Only in a few places does Juneteenth attain the narrative velocity of Invisible Man. In a thrilling climax we finally hear the story of how Bliss came to be adopted by Hickman, and how Hickman was transformed from an Oklahoma City ne’er-do-well into a man of God (it hinges on a false accusation of rape, a lynching, and some amateur obstetrics). This section indicates that Ellison could still write in the lucid, explicit vein of his first novel but chose to do something more difficult and complex, both thematically and stylistically, in his second. Ellison’s first love was jazz–he played the trumpet–and many of the passages in Juneteenth are extended riffs in a kind of free-form verbal polyphony. If Invisible Man was Louis Armstrong, Juneteenth is Charlie Parker.

At the level of plot, many things are never explained, among them how “Bliss,” got to be Sunraider, the story of Sunraider’s own illegitimate mixed-race son (who seems also to be his assassin), and the meaning of the message that prompts Hickman to Washington. Future fragments may illuminate these issues. But these confusions seem largely purposeful, not accidents of omission by author or editor. If Ellison had finished and published his novel, the story still wouldn’t be whole. It’s meant to be up to the reader to assemble the shards into a vase. For this reason, one doesn’t feel cheated by not having all the pieces. In a curious way, the unfinished state of the novel complements the inherent and intentional incompleteness of the underlying story.

Think of William Faulkner, whose characters often appear and reappear in his various novels and stories. It’s as if Hickman and Sunraider have an independent existence of which Ellison offers glimpses and glances in the various pieces he never assembled into a single structure. For me Juneteenth recalled especially Absalom, Absalom! in which Quentin Compson puts together a story that rattles family skeletons and points up the reality that white Southern culture is blacker than meets the eye. Sunraider yearns to know who his mother is, and Hickman wants to know how Bliss became Sunraider. The reader approaches these mysteries through the incomplete knowledge of the characters. Crucial information is delayed and denied, which brings us back to the motif of “Juneteenth,” the day when slaves found out they’d been free for two and a half years.
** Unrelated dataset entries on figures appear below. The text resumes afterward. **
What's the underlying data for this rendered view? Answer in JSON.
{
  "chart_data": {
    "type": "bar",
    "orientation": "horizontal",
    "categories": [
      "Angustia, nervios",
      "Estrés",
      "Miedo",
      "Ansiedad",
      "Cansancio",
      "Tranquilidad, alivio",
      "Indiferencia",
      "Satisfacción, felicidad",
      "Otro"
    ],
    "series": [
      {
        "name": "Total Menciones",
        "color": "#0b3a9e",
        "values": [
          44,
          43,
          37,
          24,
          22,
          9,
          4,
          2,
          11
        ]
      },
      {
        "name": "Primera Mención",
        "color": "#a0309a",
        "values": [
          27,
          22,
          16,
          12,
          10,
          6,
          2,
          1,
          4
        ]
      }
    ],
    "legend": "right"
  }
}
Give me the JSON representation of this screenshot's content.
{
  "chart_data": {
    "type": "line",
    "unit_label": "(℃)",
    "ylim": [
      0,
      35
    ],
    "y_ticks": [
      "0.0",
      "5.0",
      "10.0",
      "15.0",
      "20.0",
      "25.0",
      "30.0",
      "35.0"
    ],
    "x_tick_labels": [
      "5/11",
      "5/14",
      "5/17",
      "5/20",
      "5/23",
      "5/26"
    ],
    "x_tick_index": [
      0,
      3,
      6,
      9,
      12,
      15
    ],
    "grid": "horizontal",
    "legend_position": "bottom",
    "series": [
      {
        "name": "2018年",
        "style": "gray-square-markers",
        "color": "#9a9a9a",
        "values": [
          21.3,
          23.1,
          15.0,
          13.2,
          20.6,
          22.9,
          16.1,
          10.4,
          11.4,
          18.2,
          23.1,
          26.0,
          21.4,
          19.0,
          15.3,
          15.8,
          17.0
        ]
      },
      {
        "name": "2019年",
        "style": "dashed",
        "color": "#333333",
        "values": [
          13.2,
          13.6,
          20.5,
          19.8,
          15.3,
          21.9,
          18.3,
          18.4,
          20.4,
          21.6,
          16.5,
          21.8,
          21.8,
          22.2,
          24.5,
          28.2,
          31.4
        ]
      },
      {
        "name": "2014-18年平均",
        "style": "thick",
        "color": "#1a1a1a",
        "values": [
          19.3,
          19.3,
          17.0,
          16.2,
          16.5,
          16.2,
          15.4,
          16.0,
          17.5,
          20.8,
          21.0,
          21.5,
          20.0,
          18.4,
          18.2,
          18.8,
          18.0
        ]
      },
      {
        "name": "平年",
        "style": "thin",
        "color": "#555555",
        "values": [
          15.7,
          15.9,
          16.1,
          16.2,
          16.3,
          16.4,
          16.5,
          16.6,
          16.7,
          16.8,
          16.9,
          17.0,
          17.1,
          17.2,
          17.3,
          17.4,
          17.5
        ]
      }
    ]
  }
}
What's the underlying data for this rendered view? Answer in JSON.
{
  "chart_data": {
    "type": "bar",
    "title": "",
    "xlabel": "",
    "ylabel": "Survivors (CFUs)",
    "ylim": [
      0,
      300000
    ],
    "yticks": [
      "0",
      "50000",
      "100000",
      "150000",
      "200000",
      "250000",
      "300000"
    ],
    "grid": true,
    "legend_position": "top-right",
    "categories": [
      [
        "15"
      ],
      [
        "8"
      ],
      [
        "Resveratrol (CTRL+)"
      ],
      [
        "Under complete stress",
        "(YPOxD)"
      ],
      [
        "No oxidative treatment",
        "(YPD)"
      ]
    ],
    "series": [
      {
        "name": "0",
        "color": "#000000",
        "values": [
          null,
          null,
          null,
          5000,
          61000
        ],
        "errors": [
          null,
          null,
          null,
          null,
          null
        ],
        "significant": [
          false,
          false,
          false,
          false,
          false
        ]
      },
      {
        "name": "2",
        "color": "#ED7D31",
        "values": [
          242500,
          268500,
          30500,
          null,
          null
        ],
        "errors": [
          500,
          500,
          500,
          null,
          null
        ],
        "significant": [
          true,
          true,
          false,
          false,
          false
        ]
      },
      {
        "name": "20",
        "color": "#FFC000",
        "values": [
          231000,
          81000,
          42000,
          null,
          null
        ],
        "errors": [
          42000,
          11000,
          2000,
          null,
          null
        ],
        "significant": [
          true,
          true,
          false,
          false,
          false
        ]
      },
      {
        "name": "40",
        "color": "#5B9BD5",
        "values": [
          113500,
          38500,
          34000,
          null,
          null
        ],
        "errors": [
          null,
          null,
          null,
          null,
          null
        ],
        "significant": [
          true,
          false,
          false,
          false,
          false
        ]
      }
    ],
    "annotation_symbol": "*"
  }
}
Why didn’t Ellison finish–or publish–the book? The oft-repeated official version involves a fire that destroyed an important manuscript in 1966. But as disastrous an event as that must have been, I find it unconvincing as an explanation. Ellison described losing a summer’s worth of work. He had a decade of writing his novel behind him and almost three more ahead of him. A more compelling explanation is that Ellison wanted to write a second novel that would meet the standard of Invisible Man while being an entirely different kind of book. This strenuous ambition was confounded by a perfectionism that, as Ellison wrote in the introduction to his volume of essays Shadow and Act, made it somewhat “unreal” to even think of himself as a writer. As he puts it, “my standards were impossibly high.”

Those standards didn’t keep Ellison from writing, merely from calling it quits. Failing to finish doesn’t mean he failed. Indeed, a great, unfinished work can be more fascinating than a finished one because of the way the reader is drawn into the artistic process. Juneteenth is a truly interactive novel, in which readers are not an audience but collaborators, trying to pull together strands and elements of a story that has no final resolution. Other fragments and versions will add to what Callahan has assembled, not overwrite it. As with Faulkner, the boundaries of Ellison’s separate texts may blur, but the mythic force of the buried story and the stylistic virtuosity of its telling will remain.